Millionenklage gegen die Sparkasse Rheine


Mit Schadensersatzklagen im Zuge der Finanzkrise muss sich die Vorstandsetage der Stadtsparkasse Rheine jetzt auseinander setzen.
Mit Schadensersatzklagen im Zuge der Finanzkrise muss sich die Vorstandsetage der Stadtsparkasse Rheine jetzt auseinander setzen.
(Foto: Rapreger)


Rheine - Mit Schadenersatzforderungen in Millionenhöhe muss sich in nächster Zeit die Sparkasse Rheine auseinandersetzen. Nach Informationen unserer Zeitung sind mehrere Klagen beim Landgericht Münster anhängig, bei denen es insgesamt um siebenstellige Beträge geht. Während die Kläger, Kunden der Sparkasse, schwere juristische Geschütze auffahren, bleibt der Vorstand der Stadtsparkasse gelassen. „Wir haben nicht gegen bestehende Gesetze verstoßen.
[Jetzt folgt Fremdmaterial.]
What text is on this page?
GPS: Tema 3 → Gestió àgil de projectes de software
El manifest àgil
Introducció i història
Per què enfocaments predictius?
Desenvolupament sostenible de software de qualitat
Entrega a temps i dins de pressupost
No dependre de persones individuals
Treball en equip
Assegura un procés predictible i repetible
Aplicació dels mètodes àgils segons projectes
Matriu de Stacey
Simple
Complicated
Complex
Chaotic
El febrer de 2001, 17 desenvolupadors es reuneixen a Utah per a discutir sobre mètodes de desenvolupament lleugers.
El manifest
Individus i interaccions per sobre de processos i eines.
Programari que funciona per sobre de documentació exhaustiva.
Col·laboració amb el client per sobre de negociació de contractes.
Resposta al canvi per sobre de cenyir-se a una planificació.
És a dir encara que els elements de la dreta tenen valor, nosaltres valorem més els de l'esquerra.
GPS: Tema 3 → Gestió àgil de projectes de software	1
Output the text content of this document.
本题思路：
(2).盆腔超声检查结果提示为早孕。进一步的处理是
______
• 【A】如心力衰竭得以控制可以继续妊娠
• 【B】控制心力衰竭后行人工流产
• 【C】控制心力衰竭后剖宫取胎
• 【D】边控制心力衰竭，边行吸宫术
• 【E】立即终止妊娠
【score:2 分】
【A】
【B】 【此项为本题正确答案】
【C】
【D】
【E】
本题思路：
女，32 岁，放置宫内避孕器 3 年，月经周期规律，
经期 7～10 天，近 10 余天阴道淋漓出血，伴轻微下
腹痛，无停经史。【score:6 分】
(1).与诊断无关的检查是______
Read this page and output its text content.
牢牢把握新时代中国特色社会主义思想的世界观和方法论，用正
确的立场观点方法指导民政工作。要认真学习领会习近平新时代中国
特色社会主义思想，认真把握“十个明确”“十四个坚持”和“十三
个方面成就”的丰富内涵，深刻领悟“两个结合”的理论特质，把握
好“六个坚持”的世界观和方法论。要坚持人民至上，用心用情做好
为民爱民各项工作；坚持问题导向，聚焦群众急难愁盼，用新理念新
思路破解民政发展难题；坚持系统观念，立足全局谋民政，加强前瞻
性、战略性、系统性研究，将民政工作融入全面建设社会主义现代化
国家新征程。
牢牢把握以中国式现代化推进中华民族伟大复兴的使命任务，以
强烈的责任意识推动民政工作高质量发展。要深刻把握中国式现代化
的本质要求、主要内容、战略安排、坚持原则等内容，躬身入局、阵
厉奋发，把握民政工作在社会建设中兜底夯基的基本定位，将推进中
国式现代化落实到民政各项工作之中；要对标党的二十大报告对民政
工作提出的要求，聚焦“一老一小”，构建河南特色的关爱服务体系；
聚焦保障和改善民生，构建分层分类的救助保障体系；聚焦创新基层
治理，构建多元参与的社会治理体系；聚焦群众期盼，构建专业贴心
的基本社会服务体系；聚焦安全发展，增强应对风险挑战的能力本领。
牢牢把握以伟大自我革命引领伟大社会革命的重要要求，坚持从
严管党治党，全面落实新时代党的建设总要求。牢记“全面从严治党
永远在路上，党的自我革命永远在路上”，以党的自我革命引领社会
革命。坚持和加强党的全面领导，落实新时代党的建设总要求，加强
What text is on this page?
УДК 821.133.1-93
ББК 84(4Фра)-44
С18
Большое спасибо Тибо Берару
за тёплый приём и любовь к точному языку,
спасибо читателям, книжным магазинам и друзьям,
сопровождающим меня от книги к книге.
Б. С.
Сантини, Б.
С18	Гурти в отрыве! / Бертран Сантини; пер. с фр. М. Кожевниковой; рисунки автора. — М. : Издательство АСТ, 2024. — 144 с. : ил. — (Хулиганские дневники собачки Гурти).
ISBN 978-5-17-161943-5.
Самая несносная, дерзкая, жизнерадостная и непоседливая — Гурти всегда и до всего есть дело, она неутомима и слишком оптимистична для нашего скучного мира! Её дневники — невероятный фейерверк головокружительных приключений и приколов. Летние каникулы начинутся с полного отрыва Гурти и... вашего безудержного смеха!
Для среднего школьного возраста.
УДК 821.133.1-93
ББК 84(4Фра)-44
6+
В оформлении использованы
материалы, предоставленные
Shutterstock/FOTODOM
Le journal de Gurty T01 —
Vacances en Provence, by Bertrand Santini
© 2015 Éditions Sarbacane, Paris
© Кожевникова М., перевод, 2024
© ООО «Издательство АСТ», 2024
Die Geschäfte sind sauber abgewickelt worden“, sagte gestern Vorstand Armin Tilly auf Anfrage.

Bei den Geschäften geht es um Index-Zertifikate und damit generierte „Kick-backs“ - das sind Rückerstattungen und Provisionen von Finanzdienstleistern, für die die Sparkasse Produkte verkauft hat. In den anhängigen Klagen spielen insbesondere Zertifikate von Landesbanken wie der WestLB eine große Rolle, mit denen die Anleger seit Herbst 2008 erhebliche Verluste erlitten haben.


Diese Zertifikate mit Namen wie zum Beispiel WestLB AG Bonus oder WestLB AG Klimawandel, die Anlegern aus Rheine empfohlen worden waren, verloren seit September vergangenen Jahres im Zuge der Finanzkrise bedeutend an Wert. Nicht verloren hat die Sparkasse, die zum Beispiel von der WestLB Provisionen in erheblicher Höhe für den Verkauf dieser Zertifikate als Ertrag aus Wertpapiergeschäften verbuchte.

Hier setzt Rechtsanwalt Graf aus Düsseldorf an, der eine Klage gegen die Stadtsparkasse vertritt: „Viele dieser Produkte sind ja nur entwickelt worden, um Banken und Sparkassen die Gelegenheit zu geben, möglichst viele Provisionen zu generieren. Das kann man auch als Fangprämie bezeichnen“.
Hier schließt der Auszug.